3,500 OSD eyes  and 7,500 control eyes were recruited for the study. Tear samples were collected using Schirmer’s strip.  Selected biomarkers (MMP-9, IL-6, IL-1b, I-CAM-1, IL-10, IL-17a, TNF-α, VEGF-A) were analyzed from tear samples using a customized ELISA based biomarker kit in clinics. Based on normative database generated, elevated levels of target biomarkers were identified, and specific targeted therapy against these biomarkers based on their severity was instituted. Reassessment of the clinical findings, patient satisfaction, quality of life and biomarker levels was performed 6 months after commencement of therapy.

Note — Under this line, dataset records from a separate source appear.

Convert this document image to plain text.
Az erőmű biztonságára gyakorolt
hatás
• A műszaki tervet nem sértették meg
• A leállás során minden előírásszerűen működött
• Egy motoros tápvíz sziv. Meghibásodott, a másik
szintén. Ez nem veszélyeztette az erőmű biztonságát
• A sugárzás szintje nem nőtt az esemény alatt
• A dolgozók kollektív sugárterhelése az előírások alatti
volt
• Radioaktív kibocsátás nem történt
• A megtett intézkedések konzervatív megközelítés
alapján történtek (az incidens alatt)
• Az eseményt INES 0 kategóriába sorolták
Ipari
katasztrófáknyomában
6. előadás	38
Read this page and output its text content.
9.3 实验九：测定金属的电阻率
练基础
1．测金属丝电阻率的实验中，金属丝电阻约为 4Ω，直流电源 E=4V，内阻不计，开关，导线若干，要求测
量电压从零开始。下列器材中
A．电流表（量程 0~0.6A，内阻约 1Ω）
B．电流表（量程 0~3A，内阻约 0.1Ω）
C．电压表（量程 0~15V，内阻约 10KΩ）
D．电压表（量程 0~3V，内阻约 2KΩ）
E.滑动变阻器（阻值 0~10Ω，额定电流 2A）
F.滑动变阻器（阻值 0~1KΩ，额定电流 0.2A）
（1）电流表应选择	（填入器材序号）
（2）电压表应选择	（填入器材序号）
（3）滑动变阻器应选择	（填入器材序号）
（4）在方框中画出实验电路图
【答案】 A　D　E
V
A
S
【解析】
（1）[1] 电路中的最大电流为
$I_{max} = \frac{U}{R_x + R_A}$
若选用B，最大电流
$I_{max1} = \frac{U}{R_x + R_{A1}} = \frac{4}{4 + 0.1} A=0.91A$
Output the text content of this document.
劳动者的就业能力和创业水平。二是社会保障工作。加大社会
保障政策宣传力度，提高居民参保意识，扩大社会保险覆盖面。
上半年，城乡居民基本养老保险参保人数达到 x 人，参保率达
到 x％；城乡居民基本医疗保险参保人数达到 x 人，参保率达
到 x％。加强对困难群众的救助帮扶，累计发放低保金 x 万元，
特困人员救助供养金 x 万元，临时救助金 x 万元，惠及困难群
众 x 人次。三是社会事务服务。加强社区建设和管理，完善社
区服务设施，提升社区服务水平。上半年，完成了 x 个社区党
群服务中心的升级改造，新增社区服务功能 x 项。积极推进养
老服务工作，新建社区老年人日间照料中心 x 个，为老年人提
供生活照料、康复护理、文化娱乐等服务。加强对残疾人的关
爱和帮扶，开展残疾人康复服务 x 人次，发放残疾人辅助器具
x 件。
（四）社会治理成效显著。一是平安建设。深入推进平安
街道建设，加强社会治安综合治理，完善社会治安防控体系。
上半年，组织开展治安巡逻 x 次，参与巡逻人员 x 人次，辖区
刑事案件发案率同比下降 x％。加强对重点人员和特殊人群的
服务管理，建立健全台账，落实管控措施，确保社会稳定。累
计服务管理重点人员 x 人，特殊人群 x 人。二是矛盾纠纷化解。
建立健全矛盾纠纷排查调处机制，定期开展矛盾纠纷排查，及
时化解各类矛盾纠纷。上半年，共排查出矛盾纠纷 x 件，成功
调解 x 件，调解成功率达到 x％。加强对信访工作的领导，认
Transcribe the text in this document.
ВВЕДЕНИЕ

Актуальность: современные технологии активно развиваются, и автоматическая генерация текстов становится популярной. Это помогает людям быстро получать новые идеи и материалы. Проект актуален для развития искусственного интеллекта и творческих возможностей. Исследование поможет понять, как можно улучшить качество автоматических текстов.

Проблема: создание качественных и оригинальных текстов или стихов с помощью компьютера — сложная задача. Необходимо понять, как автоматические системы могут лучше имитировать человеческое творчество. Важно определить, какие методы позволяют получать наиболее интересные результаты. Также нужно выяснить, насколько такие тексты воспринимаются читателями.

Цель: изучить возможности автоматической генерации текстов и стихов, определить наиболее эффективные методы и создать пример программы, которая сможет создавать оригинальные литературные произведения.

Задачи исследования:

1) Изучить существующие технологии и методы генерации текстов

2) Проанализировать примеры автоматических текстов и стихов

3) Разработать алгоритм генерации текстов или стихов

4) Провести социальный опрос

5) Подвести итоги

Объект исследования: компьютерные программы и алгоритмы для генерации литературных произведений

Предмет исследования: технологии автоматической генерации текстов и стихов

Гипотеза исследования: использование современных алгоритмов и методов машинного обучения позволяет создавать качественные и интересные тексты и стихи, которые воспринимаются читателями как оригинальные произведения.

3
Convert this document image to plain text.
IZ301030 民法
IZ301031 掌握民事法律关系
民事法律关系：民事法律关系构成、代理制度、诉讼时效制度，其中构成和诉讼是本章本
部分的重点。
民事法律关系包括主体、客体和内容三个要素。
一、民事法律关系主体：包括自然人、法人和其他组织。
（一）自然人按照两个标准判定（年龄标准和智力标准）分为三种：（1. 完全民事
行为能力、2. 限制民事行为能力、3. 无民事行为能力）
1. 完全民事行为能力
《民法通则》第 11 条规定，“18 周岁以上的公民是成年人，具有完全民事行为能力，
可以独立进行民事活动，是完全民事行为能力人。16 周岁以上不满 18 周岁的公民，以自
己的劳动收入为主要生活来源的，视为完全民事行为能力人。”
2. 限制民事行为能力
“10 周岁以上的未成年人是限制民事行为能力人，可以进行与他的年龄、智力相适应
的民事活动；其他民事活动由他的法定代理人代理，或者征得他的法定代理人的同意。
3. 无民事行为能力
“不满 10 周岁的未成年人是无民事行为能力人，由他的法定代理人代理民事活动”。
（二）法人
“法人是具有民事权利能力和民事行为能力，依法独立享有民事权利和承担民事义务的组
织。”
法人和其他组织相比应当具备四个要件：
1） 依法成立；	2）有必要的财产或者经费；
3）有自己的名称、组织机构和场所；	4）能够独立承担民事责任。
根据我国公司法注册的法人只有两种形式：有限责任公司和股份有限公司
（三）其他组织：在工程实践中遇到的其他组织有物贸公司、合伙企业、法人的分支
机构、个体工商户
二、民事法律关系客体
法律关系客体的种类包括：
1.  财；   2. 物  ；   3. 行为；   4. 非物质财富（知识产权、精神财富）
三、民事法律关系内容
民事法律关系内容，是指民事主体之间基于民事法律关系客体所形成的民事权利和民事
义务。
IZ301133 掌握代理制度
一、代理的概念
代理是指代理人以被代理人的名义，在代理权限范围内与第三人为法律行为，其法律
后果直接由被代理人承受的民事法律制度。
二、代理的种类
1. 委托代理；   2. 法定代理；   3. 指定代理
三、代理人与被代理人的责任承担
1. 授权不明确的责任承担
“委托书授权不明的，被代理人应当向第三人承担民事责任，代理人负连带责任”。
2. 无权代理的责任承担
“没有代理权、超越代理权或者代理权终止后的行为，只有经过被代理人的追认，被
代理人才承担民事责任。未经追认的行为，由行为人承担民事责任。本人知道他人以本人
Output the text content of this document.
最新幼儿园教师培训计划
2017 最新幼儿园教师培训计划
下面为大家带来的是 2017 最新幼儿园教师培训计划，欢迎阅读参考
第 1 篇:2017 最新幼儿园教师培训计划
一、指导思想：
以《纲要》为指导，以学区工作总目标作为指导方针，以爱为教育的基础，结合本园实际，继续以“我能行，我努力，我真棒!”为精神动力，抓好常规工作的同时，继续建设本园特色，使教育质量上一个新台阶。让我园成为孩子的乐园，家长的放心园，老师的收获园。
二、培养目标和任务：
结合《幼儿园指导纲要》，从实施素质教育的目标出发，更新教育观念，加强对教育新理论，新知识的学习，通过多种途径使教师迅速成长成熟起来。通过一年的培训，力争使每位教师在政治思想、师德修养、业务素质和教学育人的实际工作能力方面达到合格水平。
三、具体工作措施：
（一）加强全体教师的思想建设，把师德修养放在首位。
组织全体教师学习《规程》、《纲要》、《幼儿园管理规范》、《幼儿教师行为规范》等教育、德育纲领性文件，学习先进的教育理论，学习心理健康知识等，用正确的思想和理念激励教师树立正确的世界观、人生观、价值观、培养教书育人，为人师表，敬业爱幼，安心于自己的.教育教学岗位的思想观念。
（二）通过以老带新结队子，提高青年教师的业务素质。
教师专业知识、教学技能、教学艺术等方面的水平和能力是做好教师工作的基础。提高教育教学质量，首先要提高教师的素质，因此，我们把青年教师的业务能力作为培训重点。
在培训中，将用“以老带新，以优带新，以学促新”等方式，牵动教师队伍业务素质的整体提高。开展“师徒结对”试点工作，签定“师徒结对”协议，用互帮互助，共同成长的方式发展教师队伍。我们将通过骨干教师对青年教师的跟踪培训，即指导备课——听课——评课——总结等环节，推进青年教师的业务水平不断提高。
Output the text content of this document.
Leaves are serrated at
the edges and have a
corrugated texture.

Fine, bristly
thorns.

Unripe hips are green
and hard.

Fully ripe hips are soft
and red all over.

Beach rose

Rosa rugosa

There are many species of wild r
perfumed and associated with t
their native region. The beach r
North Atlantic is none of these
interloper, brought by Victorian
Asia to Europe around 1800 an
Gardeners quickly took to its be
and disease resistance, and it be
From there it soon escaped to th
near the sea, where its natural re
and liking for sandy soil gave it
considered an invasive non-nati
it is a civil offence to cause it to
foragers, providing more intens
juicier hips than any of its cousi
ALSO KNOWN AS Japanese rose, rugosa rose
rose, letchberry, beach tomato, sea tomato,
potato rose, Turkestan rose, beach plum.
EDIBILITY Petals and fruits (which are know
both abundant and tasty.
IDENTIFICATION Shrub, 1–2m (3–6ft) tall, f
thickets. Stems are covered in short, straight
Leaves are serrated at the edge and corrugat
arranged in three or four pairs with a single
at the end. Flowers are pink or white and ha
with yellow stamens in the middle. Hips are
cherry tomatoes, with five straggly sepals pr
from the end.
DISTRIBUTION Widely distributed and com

60% of the OSD eyes demonstrated high levels of MMP-9. Of these, Of these 12% had 1 fold rise, 18 % had 2 fold rise and 30% had 3-fold rise in MMP-9 compared to normal. Eyes with 1-fold rise received immunomodulator therapy. Those with 2-fold rise or higher, received combined vector pulsation/intense pulsed light therapy along with immunomodulators. 10% of eyes showed high levels of ICAM-1, and were treated with lifitegrast. 20% of eyes had high TNF-α and IL-17a, and were treated with steroids and lubricants. Post-treatment eyes had significant reduced symptoms and signs, decreased levels of targeted biomarkers, shorter drug response time and lower treatment failure rate.

Conventional therapy of OSD, involves prescription of non-specific medication. A more streamlined approach is facilitated by customizing the treatment molecule to the aberrant biomarker. This would not only permit more economical management by avoidance of multidrug therapy, but also enable monitoring drug response and quantifying results.